The problem doing it with that function is that it is relatively heavy on the system, but that had not been a problem on several PHP 4 installations over several years.

With PHP 5 that changed. Usually there were no problems, but some times a DNS request would take a long time or just hang. Maybe that hanging request blocked for others or maybe Apache had to launch more processes and maybe it hit the ceiling so it could not create more.

It probably only hit 1 of 100 requests, but with the amount of traffic I have, that quickly built up within minutes.

Solution?
<?php
$ip
= long2ip(ip2long($this->ipAddr)*1);
                
$ip = escapeshellarg($ip);
                
$out = shell_exec("host --quick --timeout=2 $ip");

                
// Parse the host name.
                
$out = split("\n", $out);
                if (
count($out) >= 2) {
                        
$out = split(" ", $out[0]);
                        if (
count($out) >= 2) {
                          
$name = $out[1];
                        }
                }
?>

where the IP address is in $this->ipAddr and the host name ends up in $name if it can be set.
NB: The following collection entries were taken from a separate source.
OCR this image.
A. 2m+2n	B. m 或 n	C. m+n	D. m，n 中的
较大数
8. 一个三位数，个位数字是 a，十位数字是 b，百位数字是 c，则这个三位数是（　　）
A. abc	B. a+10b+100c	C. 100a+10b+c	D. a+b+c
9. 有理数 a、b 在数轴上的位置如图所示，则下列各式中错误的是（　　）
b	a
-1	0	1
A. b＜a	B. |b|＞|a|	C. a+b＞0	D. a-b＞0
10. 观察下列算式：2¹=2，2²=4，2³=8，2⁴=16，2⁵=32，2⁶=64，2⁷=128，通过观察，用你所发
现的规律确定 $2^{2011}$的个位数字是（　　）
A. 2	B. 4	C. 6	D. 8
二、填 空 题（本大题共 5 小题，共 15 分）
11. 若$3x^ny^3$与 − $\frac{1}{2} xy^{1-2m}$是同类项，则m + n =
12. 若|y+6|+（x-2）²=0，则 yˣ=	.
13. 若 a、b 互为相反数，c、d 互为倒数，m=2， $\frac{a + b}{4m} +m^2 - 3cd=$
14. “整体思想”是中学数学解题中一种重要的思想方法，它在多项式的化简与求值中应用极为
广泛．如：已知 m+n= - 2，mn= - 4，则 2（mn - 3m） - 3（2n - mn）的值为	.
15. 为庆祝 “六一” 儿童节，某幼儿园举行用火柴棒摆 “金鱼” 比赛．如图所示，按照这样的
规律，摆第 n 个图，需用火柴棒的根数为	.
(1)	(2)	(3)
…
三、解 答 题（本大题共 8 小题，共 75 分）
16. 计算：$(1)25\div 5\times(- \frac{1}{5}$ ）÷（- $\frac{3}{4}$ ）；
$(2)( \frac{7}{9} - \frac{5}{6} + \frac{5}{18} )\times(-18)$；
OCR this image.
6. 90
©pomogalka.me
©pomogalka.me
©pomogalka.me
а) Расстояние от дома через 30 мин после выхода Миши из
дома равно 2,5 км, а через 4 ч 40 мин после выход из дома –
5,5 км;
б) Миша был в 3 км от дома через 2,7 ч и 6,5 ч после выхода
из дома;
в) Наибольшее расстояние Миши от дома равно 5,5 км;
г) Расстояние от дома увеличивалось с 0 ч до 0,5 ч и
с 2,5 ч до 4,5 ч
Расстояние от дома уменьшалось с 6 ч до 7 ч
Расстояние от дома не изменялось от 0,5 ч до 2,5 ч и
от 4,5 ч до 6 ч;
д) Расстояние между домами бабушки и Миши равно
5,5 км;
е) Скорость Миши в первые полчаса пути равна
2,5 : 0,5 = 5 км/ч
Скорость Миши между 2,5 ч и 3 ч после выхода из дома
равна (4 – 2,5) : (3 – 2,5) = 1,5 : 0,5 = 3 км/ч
The script runs a process calling the version of the host command that exists on my system. Other systems may have other versions which would require the parse block to be different.

The implementation is a little paranoid: I convert the IP address to a number, multiply by 1 (so it will always be a integer) and converts it back again. Even with that, I do what you always must: Escape anything from the user which goes into a a shell, file name, SQL etc.